Once familar with plaintext we can use plaintext to communicate with other people unambiguously. It could replace English in its present form for serious/scientific communications. It could become the Lingua Franca.
Ambiguities in language are what makes it so rich! If there were no shades of meaning, even in serious communications, the language would be so drab!
Thanks for your role in Siri! Great to see W|A partnered with Apple!!
I think it would be great if one of these days ANDROID users were not left out for choosing ANDROID. I love Wolfram, but I wish it every app for Iphone and ipad were available for android and as soon as each new app is released android app for that would be released simultaneously. I additionally think that an app for engineers should be developed. It should include a drop down menu allowing you to choose your branch of engineering and each should include precise and helpful tools that would help engineering students like myself in these engineering classes
PLEASE, make a PALETTE of symbols available for input, just as in Mathematica
A potential innovation in the business model is to have an Intelligent Agent with strong language understanding abilities access Wolfram Alpha in the process of an ORGANIC conversation with a person. Siri is an IA accessing WA, but it is not really able to carry a meaningful conversation with a person: as Siri focused on handling requests in a dozen or so areas (weather, calendar, itineraries, etc.), it calls the respective web services, and delegates to WA things like unit conversions, or questions that are very clearly factual.
These web services don’t even scratch the surface of what is available in WA.

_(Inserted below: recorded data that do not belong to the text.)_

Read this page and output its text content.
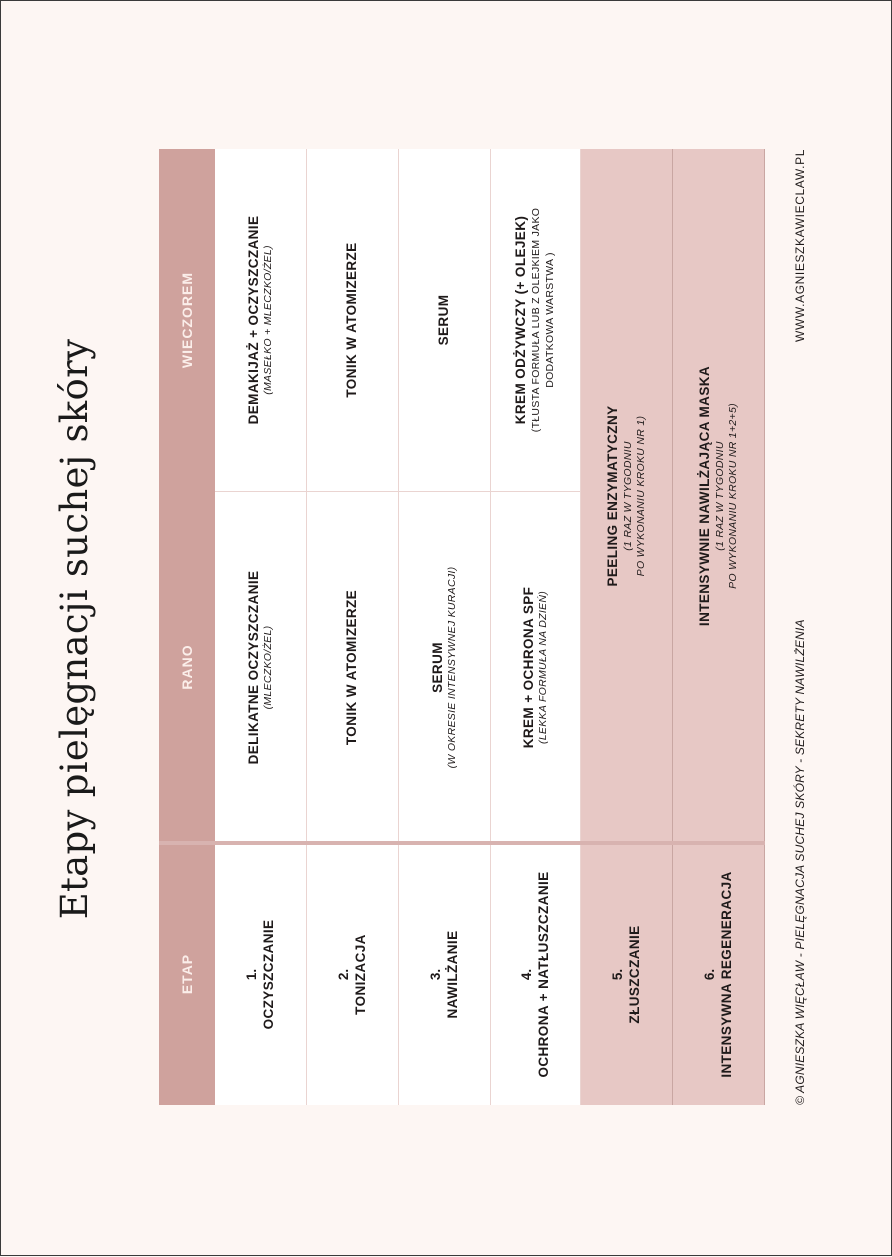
Etapy pielęgnacji suchej skóry
ETAP
RANO
WIECZOREM
1. OCZYSZCZANIE
DELIKATNE OCZYSZCZANIE (MLECZKO/ŻEL)
DEMAKIJAŻ + OCZYSZCZANIE (MASEŁKO + MLECZKO/ŻEL)
2. TONIZACJA
TONIK W ATOMIZERZE
TONIK W ATOMIZERZE
3. NAWILŻANIE
SERUM (W OKRESIE INTENSYWNEJ KURACJI)
SERUM
4. OCHRONA + NATŁUSZCZANIE
KREM + OCHRONA SPF (LEKKA FORMUŁA NA DZIEŃ)
KREM ODŻYWCZY (+ OLEJEK) (TŁUSTA FORMUŁA LUB Z OLEJKIEM JAKO DODATKOWA WARSTWA )
5. ZŁUSZCZANIE
PEELING ENZYMATYCZNY (1 RAZ W TYGODNIU PO WYKONANIU KROKU NR 1)
6. INTENSYWNA REGENERACJA
INTENSYWNIE NAWILŻAJĄCA MASKA (1 RAZ W TYGODNIU PO WYKONANIU KROKU NR 1+2+5)
© AGNIESZKA WIĘCŁAW - PIELĘGNACJA SUCHEJ SKÓRY - SEKRETY NAWILŻENIA
WWW.AGNIESZKAWIECLAW.PL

We are building an Intelligent Agent that can carry multi-step conversations and has stronger disambiguation, co-reference resolution and world-knowledge foundations, and is used for an entertainment application (as part of the forthcoming Bot Colony online game). One of the game’s objectives is to help improve the verbal ability of people. A UNESCO study has shown that improved verbal ability is directly correlated with an improvement in the standard of living.
The point is that such an application will draw on much wider knowledge, as well as the computational abilities of WA, to reason about day to day situations and carry on conversations with people. These conversations must be natural, multi-step and in a context where people are entertained, and in the process they also learn something.
This may be a good business solution for WA.